Memos from Purgatory
- First edition
- Author: Harlan Ellison
- Cover artist: Leo and Diane Dillon
- Language: English
- Subject: Street gangs, prison
- Publisher: Regency
- Publication date: 1961
- Publication place: United States
- Media type: Print (paperback)
- Pages: 160

= Memos from Purgatory =

1961 book by Harlan Ellison

Memos from Purgatory is Harlan Ellison's account of his experience with juvenile gangs when he joined one to research them for his first novel, Web of the City. It also describes the author's experience during an overnight stay in jail.

==Contents==
- New Introduction: Memo '83 (1983 edition)
- New Introduction: Memo '75 (1975 edition)
- Memo '69 (1969 and 1975 editions)
- A Message from the Sponsor
- Prologue
- Book One: The Gang
  - Nine chapters
- Transition
- Book Two: The Tombs
  - Seven chapters
- Conclusion

==Summary==

The book is divided into two main sections, separated by a shorter transition.

"Book One: The Gang" is devoted to Ellison's ten weeks as a member of a street gang he calls The Barons, in the Red Hook neighborhood of Brooklyn, New York considered one of the most dangerous areas of the city in 1954. His goal was to research what became his first novel, Web of the City. Thus Ellison was in regular contact with his literary agent during his time in the Barons.

He rents a run-down apartment, and practices quick draw knife tricks. Under an assumed name, he begins spending time at a soda fountain frequented by the gang members.
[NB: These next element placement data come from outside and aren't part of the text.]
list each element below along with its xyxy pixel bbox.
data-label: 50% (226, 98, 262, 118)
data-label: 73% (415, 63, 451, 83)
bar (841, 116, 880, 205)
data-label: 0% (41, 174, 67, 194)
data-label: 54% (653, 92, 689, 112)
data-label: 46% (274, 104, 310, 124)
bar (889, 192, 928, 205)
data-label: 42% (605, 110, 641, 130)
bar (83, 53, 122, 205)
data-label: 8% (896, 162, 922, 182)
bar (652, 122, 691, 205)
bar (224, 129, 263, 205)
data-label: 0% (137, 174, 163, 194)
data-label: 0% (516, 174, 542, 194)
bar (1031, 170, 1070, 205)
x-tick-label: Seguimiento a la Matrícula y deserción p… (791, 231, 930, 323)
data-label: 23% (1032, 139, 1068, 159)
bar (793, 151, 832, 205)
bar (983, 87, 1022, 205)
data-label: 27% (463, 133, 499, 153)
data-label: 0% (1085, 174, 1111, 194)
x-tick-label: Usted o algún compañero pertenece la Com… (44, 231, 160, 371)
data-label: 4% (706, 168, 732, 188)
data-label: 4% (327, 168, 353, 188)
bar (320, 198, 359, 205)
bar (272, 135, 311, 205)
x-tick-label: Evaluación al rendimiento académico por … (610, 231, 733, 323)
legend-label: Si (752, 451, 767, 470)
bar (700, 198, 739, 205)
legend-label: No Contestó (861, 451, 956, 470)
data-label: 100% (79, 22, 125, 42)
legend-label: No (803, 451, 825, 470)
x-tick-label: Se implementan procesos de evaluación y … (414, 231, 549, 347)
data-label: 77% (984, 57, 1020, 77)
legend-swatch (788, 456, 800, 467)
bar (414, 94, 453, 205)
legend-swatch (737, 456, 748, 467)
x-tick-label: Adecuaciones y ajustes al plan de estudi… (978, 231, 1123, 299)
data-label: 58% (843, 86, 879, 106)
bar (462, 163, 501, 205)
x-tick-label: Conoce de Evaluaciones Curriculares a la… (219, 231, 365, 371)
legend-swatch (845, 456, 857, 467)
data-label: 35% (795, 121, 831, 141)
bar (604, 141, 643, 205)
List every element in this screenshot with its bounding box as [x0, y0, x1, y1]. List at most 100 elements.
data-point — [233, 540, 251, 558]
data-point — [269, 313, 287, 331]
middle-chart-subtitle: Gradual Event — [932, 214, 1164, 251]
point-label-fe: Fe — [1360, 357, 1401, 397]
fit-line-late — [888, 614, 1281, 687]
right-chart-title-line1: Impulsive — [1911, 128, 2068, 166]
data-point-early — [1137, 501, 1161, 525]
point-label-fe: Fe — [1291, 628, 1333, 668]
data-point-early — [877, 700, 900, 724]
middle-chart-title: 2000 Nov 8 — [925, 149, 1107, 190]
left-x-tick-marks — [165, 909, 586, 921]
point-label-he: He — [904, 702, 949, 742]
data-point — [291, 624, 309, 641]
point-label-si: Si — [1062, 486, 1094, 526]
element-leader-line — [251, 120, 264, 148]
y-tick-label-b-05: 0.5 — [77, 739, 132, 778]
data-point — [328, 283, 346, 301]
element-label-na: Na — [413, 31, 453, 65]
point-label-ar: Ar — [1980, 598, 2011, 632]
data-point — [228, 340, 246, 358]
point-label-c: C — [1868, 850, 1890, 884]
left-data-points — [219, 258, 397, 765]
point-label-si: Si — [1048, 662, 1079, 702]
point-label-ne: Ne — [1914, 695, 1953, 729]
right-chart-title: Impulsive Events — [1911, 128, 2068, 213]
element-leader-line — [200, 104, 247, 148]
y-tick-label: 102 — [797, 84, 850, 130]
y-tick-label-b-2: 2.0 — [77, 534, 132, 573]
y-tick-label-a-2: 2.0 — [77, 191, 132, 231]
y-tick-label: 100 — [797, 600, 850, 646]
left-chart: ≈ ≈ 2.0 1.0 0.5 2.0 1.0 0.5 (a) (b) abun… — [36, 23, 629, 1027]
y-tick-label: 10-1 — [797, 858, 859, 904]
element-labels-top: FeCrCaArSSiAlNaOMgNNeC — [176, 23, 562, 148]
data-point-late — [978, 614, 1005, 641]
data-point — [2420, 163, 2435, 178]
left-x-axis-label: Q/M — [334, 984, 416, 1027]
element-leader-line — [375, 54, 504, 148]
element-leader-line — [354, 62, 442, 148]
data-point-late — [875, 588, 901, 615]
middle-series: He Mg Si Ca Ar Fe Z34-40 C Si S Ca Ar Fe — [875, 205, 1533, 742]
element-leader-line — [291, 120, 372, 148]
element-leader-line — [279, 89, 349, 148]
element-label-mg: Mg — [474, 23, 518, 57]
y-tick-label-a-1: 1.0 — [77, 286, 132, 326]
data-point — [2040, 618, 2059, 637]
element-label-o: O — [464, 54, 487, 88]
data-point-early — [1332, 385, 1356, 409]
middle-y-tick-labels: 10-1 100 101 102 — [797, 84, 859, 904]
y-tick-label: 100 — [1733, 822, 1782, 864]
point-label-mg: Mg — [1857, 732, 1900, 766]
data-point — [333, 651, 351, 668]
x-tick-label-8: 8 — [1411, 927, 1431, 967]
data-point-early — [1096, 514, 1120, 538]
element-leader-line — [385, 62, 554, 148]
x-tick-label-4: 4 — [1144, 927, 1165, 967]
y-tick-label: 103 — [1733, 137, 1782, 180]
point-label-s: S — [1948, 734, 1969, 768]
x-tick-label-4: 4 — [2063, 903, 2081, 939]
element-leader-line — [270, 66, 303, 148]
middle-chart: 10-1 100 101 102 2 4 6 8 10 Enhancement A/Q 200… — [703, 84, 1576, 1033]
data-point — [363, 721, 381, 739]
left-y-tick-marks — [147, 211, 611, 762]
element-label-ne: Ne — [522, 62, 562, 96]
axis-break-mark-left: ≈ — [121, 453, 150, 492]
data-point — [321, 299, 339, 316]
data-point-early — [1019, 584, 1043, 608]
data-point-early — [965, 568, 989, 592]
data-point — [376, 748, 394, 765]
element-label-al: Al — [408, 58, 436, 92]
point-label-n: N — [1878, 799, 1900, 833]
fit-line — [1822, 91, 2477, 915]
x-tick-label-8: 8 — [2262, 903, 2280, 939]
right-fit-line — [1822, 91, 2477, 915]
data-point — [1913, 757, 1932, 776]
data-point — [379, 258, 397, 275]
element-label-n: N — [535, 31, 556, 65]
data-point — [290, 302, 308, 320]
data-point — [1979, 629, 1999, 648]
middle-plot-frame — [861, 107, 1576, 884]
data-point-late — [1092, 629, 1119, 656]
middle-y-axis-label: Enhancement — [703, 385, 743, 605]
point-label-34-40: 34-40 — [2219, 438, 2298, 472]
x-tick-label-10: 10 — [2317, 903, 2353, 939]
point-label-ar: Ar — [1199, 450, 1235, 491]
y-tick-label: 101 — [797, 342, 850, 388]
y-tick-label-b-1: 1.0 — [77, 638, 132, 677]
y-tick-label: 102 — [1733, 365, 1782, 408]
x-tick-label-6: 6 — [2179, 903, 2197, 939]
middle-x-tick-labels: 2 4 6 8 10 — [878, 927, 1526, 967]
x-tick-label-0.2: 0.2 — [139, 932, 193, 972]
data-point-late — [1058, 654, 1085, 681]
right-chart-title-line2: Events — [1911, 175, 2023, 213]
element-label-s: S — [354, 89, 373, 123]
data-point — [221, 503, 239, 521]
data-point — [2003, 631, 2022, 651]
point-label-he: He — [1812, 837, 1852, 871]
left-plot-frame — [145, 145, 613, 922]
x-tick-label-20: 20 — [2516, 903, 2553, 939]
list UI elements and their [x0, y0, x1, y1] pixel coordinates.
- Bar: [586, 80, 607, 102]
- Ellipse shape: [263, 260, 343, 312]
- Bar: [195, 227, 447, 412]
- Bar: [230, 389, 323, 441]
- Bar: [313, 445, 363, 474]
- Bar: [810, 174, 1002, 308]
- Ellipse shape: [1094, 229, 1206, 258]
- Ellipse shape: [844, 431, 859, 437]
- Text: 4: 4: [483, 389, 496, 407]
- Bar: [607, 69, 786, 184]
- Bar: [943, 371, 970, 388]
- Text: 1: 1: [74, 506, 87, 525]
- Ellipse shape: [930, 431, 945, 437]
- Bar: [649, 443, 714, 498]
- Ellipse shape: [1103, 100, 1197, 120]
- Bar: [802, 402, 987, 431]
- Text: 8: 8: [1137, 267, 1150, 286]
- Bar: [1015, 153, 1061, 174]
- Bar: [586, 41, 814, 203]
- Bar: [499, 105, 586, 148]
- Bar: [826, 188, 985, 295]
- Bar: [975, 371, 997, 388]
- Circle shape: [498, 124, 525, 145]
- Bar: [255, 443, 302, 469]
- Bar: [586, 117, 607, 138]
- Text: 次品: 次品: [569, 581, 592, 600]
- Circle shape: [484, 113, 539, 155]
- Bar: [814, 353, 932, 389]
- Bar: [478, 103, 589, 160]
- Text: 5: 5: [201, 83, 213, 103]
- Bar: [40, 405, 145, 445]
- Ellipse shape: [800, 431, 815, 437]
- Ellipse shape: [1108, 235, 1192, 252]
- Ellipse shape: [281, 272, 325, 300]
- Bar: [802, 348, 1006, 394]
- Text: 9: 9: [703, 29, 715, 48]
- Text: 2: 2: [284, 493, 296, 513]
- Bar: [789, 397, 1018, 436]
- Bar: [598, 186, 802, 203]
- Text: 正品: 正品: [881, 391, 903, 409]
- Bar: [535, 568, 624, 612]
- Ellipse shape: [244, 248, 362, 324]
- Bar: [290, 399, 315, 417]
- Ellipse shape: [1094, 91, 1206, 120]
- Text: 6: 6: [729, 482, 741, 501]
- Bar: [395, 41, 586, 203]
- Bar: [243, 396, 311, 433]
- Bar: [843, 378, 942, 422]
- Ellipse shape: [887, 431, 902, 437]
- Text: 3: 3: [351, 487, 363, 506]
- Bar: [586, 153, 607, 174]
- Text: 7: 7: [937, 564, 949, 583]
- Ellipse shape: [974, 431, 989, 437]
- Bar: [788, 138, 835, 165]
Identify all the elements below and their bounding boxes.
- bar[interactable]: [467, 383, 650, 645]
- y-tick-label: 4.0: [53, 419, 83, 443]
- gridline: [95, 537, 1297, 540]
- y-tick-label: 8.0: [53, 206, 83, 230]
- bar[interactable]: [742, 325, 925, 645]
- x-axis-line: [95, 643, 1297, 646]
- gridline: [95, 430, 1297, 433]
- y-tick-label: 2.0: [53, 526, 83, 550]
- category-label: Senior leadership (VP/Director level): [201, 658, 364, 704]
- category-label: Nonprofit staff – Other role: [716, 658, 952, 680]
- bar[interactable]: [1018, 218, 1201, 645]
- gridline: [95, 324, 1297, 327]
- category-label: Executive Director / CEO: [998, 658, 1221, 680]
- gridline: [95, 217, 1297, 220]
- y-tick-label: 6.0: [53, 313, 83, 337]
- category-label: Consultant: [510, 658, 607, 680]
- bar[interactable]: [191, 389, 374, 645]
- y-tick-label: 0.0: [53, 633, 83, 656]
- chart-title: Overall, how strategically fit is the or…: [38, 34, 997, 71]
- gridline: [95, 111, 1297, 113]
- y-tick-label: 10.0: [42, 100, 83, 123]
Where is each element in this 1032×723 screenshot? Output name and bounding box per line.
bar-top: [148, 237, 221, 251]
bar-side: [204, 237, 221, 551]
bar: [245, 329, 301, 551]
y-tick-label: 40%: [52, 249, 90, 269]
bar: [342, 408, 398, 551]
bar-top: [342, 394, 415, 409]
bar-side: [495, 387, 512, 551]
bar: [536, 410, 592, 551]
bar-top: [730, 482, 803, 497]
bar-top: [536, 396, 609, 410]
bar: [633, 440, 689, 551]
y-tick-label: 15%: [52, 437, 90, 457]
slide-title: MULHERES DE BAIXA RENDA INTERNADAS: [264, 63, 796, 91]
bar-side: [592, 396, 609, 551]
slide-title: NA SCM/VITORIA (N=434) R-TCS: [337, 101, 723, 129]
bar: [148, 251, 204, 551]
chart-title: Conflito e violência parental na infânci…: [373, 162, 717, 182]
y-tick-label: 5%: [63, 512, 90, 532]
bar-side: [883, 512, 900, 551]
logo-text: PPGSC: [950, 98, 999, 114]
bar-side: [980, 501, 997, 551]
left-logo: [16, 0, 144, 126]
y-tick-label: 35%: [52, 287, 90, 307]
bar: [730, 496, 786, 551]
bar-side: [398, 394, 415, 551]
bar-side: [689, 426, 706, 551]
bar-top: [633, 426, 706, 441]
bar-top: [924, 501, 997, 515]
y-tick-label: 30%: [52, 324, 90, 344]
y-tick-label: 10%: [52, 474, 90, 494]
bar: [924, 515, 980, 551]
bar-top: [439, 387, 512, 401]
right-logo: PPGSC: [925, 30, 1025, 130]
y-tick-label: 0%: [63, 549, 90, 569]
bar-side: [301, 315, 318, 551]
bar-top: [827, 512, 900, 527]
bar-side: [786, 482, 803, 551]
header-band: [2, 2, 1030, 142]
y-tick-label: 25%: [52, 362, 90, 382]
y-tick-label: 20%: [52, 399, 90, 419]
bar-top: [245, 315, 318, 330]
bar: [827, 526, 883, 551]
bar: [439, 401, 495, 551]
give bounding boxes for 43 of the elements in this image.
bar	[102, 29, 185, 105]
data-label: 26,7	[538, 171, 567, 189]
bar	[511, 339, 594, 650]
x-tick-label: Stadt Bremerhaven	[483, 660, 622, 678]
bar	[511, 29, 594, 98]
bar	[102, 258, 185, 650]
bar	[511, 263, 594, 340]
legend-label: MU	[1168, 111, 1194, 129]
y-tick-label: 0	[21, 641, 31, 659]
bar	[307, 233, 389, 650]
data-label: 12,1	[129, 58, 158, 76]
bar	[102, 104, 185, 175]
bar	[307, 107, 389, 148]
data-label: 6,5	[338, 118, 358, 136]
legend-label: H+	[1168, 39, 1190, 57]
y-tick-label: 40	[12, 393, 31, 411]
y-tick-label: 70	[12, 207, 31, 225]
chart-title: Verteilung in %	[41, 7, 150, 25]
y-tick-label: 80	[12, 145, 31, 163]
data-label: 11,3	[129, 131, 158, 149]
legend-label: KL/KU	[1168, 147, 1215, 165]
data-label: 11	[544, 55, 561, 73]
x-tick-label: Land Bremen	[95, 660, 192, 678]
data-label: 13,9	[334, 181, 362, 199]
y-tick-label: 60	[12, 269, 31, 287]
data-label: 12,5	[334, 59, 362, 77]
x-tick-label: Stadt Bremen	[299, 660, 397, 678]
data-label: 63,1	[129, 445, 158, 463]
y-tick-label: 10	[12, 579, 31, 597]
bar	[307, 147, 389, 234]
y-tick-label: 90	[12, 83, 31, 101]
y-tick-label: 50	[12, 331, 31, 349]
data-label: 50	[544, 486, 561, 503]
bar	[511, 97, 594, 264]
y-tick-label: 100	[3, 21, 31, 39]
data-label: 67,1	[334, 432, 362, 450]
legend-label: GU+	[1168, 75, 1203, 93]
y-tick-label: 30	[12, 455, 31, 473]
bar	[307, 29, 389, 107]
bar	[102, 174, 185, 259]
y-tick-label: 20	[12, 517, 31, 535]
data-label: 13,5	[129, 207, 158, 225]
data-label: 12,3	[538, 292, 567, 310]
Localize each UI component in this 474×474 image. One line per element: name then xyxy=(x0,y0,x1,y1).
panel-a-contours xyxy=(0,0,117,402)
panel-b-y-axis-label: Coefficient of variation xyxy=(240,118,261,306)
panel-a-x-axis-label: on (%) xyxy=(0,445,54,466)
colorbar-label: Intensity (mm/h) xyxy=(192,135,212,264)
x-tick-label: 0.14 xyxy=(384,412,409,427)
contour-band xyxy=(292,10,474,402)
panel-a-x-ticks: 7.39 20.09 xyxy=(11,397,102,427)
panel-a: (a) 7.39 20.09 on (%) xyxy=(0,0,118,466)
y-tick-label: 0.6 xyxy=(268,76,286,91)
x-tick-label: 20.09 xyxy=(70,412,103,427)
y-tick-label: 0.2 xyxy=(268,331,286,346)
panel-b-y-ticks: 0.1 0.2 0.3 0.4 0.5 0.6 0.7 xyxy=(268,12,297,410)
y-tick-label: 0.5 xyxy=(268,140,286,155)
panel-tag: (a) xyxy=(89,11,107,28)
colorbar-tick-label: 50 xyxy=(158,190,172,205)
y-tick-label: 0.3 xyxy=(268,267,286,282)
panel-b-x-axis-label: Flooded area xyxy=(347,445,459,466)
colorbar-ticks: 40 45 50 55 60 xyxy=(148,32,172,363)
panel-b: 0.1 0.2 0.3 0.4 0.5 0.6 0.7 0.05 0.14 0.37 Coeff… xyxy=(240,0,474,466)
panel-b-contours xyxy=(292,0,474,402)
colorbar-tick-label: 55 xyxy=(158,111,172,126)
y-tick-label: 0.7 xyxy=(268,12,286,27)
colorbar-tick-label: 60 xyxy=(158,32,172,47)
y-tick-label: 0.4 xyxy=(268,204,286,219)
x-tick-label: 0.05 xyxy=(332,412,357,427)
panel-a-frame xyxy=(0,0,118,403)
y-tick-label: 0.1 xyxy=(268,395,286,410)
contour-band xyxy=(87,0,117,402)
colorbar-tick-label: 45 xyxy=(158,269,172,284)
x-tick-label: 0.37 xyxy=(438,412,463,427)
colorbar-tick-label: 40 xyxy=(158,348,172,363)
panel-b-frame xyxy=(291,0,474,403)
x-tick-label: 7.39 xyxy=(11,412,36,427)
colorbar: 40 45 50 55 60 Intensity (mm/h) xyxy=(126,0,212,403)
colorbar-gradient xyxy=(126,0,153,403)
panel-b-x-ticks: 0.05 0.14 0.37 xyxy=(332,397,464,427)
Impressing them with his tough demeanor and refusal to back down when intimidated, the gang members eventually invite him to join. He is initiated in several phases. First, by stripping to the waist and running the gauntlet where gang members flip their sharpened belt buckles at him like whips. Second, by engaging in sexual intercourse with a female gang member. He is expected to take part in a "rumble" or mass fight with another gang, but this requirement is suspended pending such an occasion. Furthermore, he must disavow any Jewish or African ancestry, or association with communism (Ellison is in fact Jewish). Ellison devotes space to an analysis of the lifestyle and habits of the Barons. Between 16 and 20 years old, they come from broken homes and are inarticulate high school drop outs with little sense of the future. The girls are viewed as property, expected to allow their current sexual partner to burn or cut his initials into her skin. The highest accomplishment for a Baron is to join the Merchant Marines when he turns 21. Deaths are uncommon, but violence is routine with stabbings, beatings and other injuries. Nonetheless, Ellison begins to feel kinship with most of his gang associates, and affection for his unorthodox girlfriend. He is eventually promoted to the position of war counselor for the gang.

Ellison writes about a knife fight with a Baron who held a grudge against him, in which he sustains bad cuts. He leaves the gang after a rumble with the Puerto Rican Flyers gang in Prospect Park, where he is injured again and witnesses brutal behavior on all sides.

"Transition" summarizes the next several years in Ellison's life. In addition to a stint in the Army and a divorce from his wife, he writes and lectures extensively on youth gangs. He kept several weapons from his time in the gang (a .22 revolver, a switchblade knife, and a set of brass knuckles), which he used in his lectures.

"Book Two: The Tombs" is expanded from an essay "Buried in the Tombs" for The Village Voice and describes Ellison's experience in The Tombs, as New York City's jail was nicknamed. Two detectives visit his apartment in 1960, investigating a complaint that he is a narcotics user and has illegal weapons. (Ellison blames this complaint on a former friend who borrowed a portable typewriter and called the police in retaliation when Ellison demanded the typewriter's return). The officers quickly accept that the staunchly anti-drug Ellison is not an addict ("I didn't even use No-Doz") but say that his weapons collection is another matter, and arrest him for violation of the Sullivan Act against concealed weapons. He describes the detectives as professional and polite, but rigidly bound by duty and bureaucracy. After his arrest he experiences what he describes as a series of indignities, such as being chained to a blood-spattered man who attacked a young woman with a hammer. He encounters a man called "Pooch", who was the leader of the Barons and updates Ellison on the fates of his former friends. Several are dead, all of them scarred physically and emotionally from their time in the gang.

Eventually Ellison is bailed out and a Grand Jury ultimately dismisses all charges.

The book has a dedication to Ellison's friend Ted White, a jazz critic and fiction author who bailed him out of jail and who had encouraged him to write down his experiences.

==Television adaptation==

Ellison later adapted "Book One: The Gang" into a teleplay for The Alfred Hitchcock Hour. The episode aired in 1964 under the slightly different title "Memo from Purgatory" and starred James Caan as the author Jay Shaw (based on Ellison), and Walter Koenig as the gang's leader. The character of Shaw decides to write a book about a juvenile street gang and researches his subject by joining The Barons gang in Brooklyn. Although this is the same gang Ellison joined to research Web of the City, the events of the episode were fictionalized.